In delicious on Monday, 7 May, 2012 at 20:49

Finally, a break from all that darn chocolate! Time for delicious fruit. One of the things I love about tarts and pies, other than the inclusion of delicious fruit, is their relative simplicity. It’s a rather democratic dessert– so easy, it’s within anyone’s power. (It really is. The fruit does most of the work.) They’re not as fancy as other desserts and pastries, certainly not aesthetically– they’re not much to look at, a bit prosaic by comparison. But, for something so simple and surface unsexy, there is such comfort, gratification, and layered sexy. Not to mention, there are few things to be quite as satisfying as cold fruit (the best way to eat a crisp or pie).

I actually resisted the urge to gussy up the crisp by adding spices and/or nuts. I even cut back on the sugar, especially on the filling. I wanted to let the fruits (and butter and oats) speak for themselves. There’s a natural urge to keep adding, to pile on, to get greedy, than to let things be. (Not just that, but I don’t think strawberry nor mango go with spices, really.) For me, certainly. I always have to remember to scale back and relax.

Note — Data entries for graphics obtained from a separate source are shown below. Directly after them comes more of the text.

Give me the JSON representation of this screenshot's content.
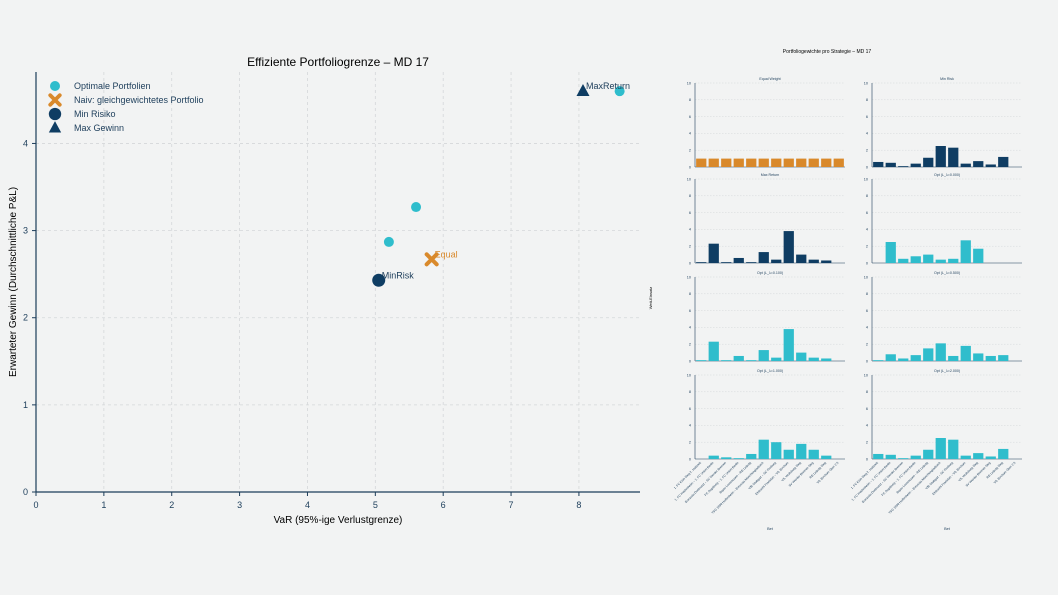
{
  "colors": {
    "teal": "#2fbdcc",
    "navy": "#0f3d63",
    "orange": "#d9892b",
    "axis": "#1c3d5a",
    "grid": "#d4d7d9",
    "text": "#1c3d5a"
  },
  "chart_data": [
    {
      "type": "scatter",
      "title": "Effiziente Portfoliogrenze – MD 17",
      "xlabel": "VaR (95%-ige Verlustgrenze)",
      "ylabel": "Erwarteter Gewinn (Durchschnittliche P&L)",
      "xlim": [
        0,
        8.9
      ],
      "ylim": [
        0,
        4.82
      ],
      "xticks": [
        0,
        1,
        2,
        3,
        4,
        5,
        6,
        7,
        8
      ],
      "yticks": [
        0,
        1,
        2,
        3,
        4
      ],
      "grid": true,
      "legend_position": "top-left",
      "legend": [
        {
          "label": "Optimale Portfolien",
          "marker": "circle",
          "color": "#2fbdcc"
        },
        {
          "label": "Naiv: gleichgewichtetes Portfolio",
          "marker": "x",
          "color": "#d9892b"
        },
        {
          "label": "Min Risiko",
          "marker": "circle-large",
          "color": "#0f3d63"
        },
        {
          "label": "Max Gewinn",
          "marker": "triangle",
          "color": "#0f3d63"
        }
      ],
      "series": [
        {
          "marker": "circle",
          "color": "#2fbdcc",
          "points": [
            {
              "x": 5.2,
              "y": 2.87
            },
            {
              "x": 5.6,
              "y": 3.27
            },
            {
              "x": 8.6,
              "y": 4.6
            }
          ]
        },
        {
          "marker": "x",
          "color": "#d9892b",
          "points": [
            {
              "x": 5.83,
              "y": 2.67,
              "label": "Equal"
            }
          ]
        },
        {
          "marker": "circle-large",
          "color": "#0f3d63",
          "points": [
            {
              "x": 5.05,
              "y": 2.43,
              "label": "MinRisk"
            }
          ]
        },
        {
          "marker": "triangle",
          "color": "#0f3d63",
          "points": [
            {
              "x": 8.06,
              "y": 4.6,
              "label": "MaxReturn"
            }
          ]
        }
      ]
    },
    {
      "type": "bar",
      "title": "Portfoliogewichte pro Strategie – MD 17",
      "xlabel": "Bet",
      "ylabel": "Wett-Einsatz",
      "ylim": [
        0,
        10
      ],
      "yticks": [
        0,
        2,
        4,
        6,
        8,
        10
      ],
      "categories": [
        "1. FC Köln Sieg 2. Halbzeit",
        "1. FC Heidenheim – 1. FC Union Berlin",
        "Borussia Dortmund – SV Werder Bremen",
        "FC Augsburg – 1. FC Union Berlin",
        "Bayer Leverkusen – RB Leipzig",
        "TSG 1899 Hoffenheim – Borussia Mönchengladbach",
        "VfB Stuttgart – SC Freiburg",
        "Eintracht Frankfurt – VfL Bochum",
        "VfL Wolfsburg Sieg",
        "SV Werder Bremen Sieg",
        "RB Leipzig Sieg",
        "VfL Bochum Über 2.5"
      ],
      "panels": [
        {
          "title": "Equal Weight",
          "color": "#d9892b",
          "values": [
            1.0,
            1.0,
            1.0,
            1.0,
            1.0,
            1.0,
            1.0,
            1.0,
            1.0,
            1.0,
            1.0,
            1.0
          ]
        },
        {
          "title": "Min Risk",
          "color": "#0f3d63",
          "values": [
            0.6,
            0.5,
            0.1,
            0.4,
            1.1,
            2.5,
            2.3,
            0.4,
            0.7,
            0.3,
            1.2,
            0.0
          ]
        },
        {
          "title": "Max Return",
          "color": "#0f3d63",
          "values": [
            0.1,
            2.3,
            0.1,
            0.6,
            0.1,
            1.3,
            0.4,
            3.8,
            1.0,
            0.4,
            0.3,
            0.0
          ]
        },
        {
          "title": "Opt (L_λ=0.000)",
          "color": "#2fbdcc",
          "values": [
            0.0,
            2.5,
            0.5,
            0.8,
            1.0,
            0.4,
            0.5,
            2.7,
            1.7,
            0.0,
            0.0,
            0.0
          ]
        },
        {
          "title": "Opt (L_λ=0.100)",
          "color": "#2fbdcc",
          "values": [
            0.1,
            2.3,
            0.1,
            0.6,
            0.1,
            1.3,
            0.4,
            3.8,
            1.0,
            0.4,
            0.3,
            0.0
          ]
        },
        {
          "title": "Opt (L_λ=0.500)",
          "color": "#2fbdcc",
          "values": [
            0.1,
            0.8,
            0.3,
            0.7,
            1.5,
            2.1,
            0.6,
            1.8,
            0.9,
            0.6,
            0.7,
            0.0
          ]
        },
        {
          "title": "Opt (L_λ=1.000)",
          "color": "#2fbdcc",
          "values": [
            0.0,
            0.4,
            0.2,
            0.1,
            0.6,
            2.3,
            2.0,
            1.1,
            1.8,
            1.1,
            0.4,
            0.0
          ]
        },
        {
          "title": "Opt (L_λ=2.000)",
          "color": "#2fbdcc",
          "values": [
            0.6,
            0.5,
            0.1,
            0.4,
            1.1,
            2.5,
            2.3,
            0.4,
            0.7,
            0.3,
            1.2,
            0.0
          ]
        }
      ]
    }
  ]
}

3 ⅓ c strawberry, hulled, diced, chopped (~1 ¼ #)
2 ⅓ c mango diced, chopped
¼ c corn starch
½ c less 2 T sugar

Tossed together and dumped in a 9″ pie plate. (It likely would’ve fit in a 8″ square cake pan, just rather heaping. I opted for more room.) Sprinkled/covered with:

1 c + 2 T old-fashioned oats
¾ c flour
½ c + 2 T brown sugar
7 T butter, slightly softened

It may seem a bit much, but it’s better to have every bit of fruit covered than have a few bits sticking up. After topping, it was all baked at 400° for just under 40 minutes. I made it too late in the day for it to cool sufficiently that I could have some last night, which was fine, because I had it waiting for me for after dinner today, sitting in the fridge all day getting cold.

At least with tarts, you can see most everything. Pies and crisps are a bit more enigmatic. Sure, they look normal on the outside, but there could be mud, or fish heads inside:

mango strawberry crisp whole

Now, I was initially very slightly disappointed that it came out such a deep brown, dark in some places, fearing that maybe I should have decreased the oven temperature. And then I ate some, and was vindicated with a wonderful crunch. The individual serving is more picturesque than the whole, but still, as is the nature of a pie or crisp, down-to-earth and unassuming. Unfussy and easy to get along with. Ah, cold fruit…..

mango strawberry crisp bit

Oh, and I ate it with a fork. A completist thing, you could call this:

mango strawberry crisp bit with fork

What I could have done differently

Not much, really. The only things I can think of are variations to suit a certain preference, like maybe:

1) I might lower the oven temperature 10-20°, but that’s minor. Depends on how brown one likes their topping.

2) Maybe subtract a tablespoon of cornstarch, to have the filling slightly gooey and runny. The consistency on this one was firm, no pools of any size. I thought I’d need it, having never baked mango before, and fearing release of water (ever sliced a mango and tried to keep it steady?).

3) Maybe a little less sugar in the filling, to get a little more tang from the fruit.

Also, the strawberry imparted a pinkish hue to some of the mango, which was kinda neat. So good. I’m having another bit.